Albinism is a condition due to the lack of melanin pigment in the body. And albinos' greatest enemy is the sun.

It is pretty hard for people to accept anything not normal. I had this classmate in kindergarden and she's an albino. Everyone in the class just ostracized her. Even I, being her only friend, was alienated from the class too (partially due to my height as well; I was a head taller than most of my classmates then). My classmates said she had some disease and could be contagious. I don't blame them, after all we were 5-6 at that time. But I didn't see her that way though I did ask her if she was Chinese or a Caucasian. Whichever, to me, she's just different.

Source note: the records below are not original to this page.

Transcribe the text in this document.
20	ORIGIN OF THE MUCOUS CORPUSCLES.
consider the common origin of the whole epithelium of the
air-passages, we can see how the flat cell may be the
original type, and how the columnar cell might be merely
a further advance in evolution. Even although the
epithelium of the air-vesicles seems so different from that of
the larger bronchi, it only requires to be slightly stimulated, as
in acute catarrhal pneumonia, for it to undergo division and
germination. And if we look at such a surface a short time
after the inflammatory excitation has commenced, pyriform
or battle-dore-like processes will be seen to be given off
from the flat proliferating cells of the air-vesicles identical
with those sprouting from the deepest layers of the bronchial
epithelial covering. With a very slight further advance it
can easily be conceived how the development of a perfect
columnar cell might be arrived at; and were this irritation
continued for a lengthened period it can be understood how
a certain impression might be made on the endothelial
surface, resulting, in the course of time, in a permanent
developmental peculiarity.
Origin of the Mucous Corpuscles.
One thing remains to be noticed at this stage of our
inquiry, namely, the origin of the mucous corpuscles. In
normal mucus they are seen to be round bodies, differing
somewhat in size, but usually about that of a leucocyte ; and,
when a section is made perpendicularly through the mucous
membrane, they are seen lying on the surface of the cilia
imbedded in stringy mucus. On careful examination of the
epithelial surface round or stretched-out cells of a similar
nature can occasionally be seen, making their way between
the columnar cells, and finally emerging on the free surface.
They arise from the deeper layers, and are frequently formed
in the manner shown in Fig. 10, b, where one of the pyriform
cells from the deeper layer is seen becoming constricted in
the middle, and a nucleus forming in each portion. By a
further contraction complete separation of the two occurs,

I think that we can of course learn all the different techniques and ways of communicating and interacting with people; but at the end of the day, I do think its the choice we make. Do we choose to treat albinos like dirt and think that they are people with leprosy? Or do we choose to just treat them like us as how we would with another normal human being?
1 comment:
There are many reasons to why such things happen. Many due to ignorance of others, or rather not believing the truth and holding on to what they themselves believe. So many a times there have been cases where misunderstandings caused a divide between people. Everyone believes that they are superior and it's only that minorities that actually see beyond the situation at hand. This is only talking about the colour of our skin, the black, the white, the yellow, and the olive, can already cause pain and suffering in everyone. Just because we look different, people judge us via stereotyping and categorizing us into different groups, seeing past our individual characteristics and just accept us for who we are.
People are selfish no matter how they deny it. We tend to hold on to our own beliefs and thoughts about a particular person trying to influence our own views and feelings of that person upon others. If we would just see these differences as what makes us unique and special, then perhaps the world would be a better placE? But how many people are able to put aside their own judgement to see the other person as who he/she is - a human being?